ASM's 2000 Annual Meeting marked further advances. One was made by Paul Gulig and coworkers at the University of Florida, Gainesville. They used a particular phage to combat infection with Vibrio vulnificus, which can cause a devastating human infection, in vulnerable mice. This development illustrated another likely advantage of phage therapy—its specificity, and thus freedom from the dangers that can arise when antibiotics knock out the body's natural flora.

That potential was underlined in a presentation at this year's ASM General Meeting by David Schofield and a team from the Medical College of South Carolina. They have genetically modified a phage to code for a bactericidal protein which will then be produced by the target bacterium—a Trojan horse containing the instructions for mass suicide.

Recombinant phages may also prove to be exceptionally valuable as biotracers to introduce into suspected sources of water pollution in order to monitor their spread.
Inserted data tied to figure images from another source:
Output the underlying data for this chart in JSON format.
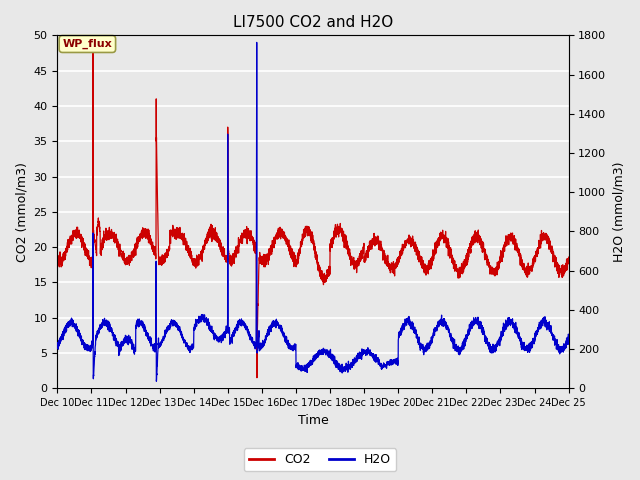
{
  "title": "LI7500 CO2 and H2O",
  "xlabel": "Time",
  "ylabel_left": "CO2 (mmol/m3)",
  "ylabel_right": "H2O (mmol/m3)",
  "ylim_left": [
    0,
    50
  ],
  "ylim_right": [
    0,
    1800
  ],
  "xtick_labels": [
    "Dec 10",
    "Dec 11",
    "Dec 12",
    "Dec 13",
    "Dec 14",
    "Dec 15",
    "Dec 16",
    "Dec 17",
    "Dec 18",
    "Dec 19",
    "Dec 20",
    "Dec 21",
    "Dec 22",
    "Dec 23",
    "Dec 24",
    "Dec 25"
  ],
  "yticks_left": [
    0,
    5,
    10,
    15,
    20,
    25,
    30,
    35,
    40,
    45,
    50
  ],
  "yticks_right": [
    0,
    200,
    400,
    600,
    800,
    1000,
    1200,
    1400,
    1600,
    1800
  ],
  "co2_color": "#cc0000",
  "h2o_color": "#0000cc",
  "fig_facecolor": "#e8e8e8",
  "plot_facecolor": "#e8e8e8",
  "grid_color": "#ffffff",
  "annotation_text": "WP_flux",
  "legend_co2": "CO2",
  "legend_h2o": "H2O",
  "title_fontsize": 11,
  "axis_fontsize": 9,
  "tick_fontsize": 8,
  "linewidth": 0.9
}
Richard Smith and colleagues at Lancaster University have created a library in which each M13mp18 phage genome contains a unique identification sequence (J. Appl. Microbiol.88:860, 2000). Restriction site polymorphism and other methods are used to identify the phages in water.

This strategy overcomes the two limitations of the small number of phages currently used for this purpose. These are the difficulty of distinguishing them from organisms present naturally (ammunition for defense lawyers in legal cases) and the impossibility of testing several possible pollution sources simultaneously. The Lancaster technique, field tested at an abandoned oil refinery, appears to be a major advance.

The only query regarding the timely exploitation of this new tool for environmental protection is not technical but social. In a world that has recently seen vigorous though irrational opposition towards genetic modification, is the deliberate introduction of recombinant phages into rivers and other water systems likely to be publicly acceptable? The same question might be asked regarding therapeutic applications of modified phages.

There's little doubt what Frederick Twort's answer would have been. A believer in "science and efficiency," he demanded that research be unfettered and directed solely by scientists, and insisted that "experts in each branch must teach, advise, control and appoint." Even in mid-20th century, such sentiments appeared somewhat reactionary. Have we now gone too far in the opposite direction?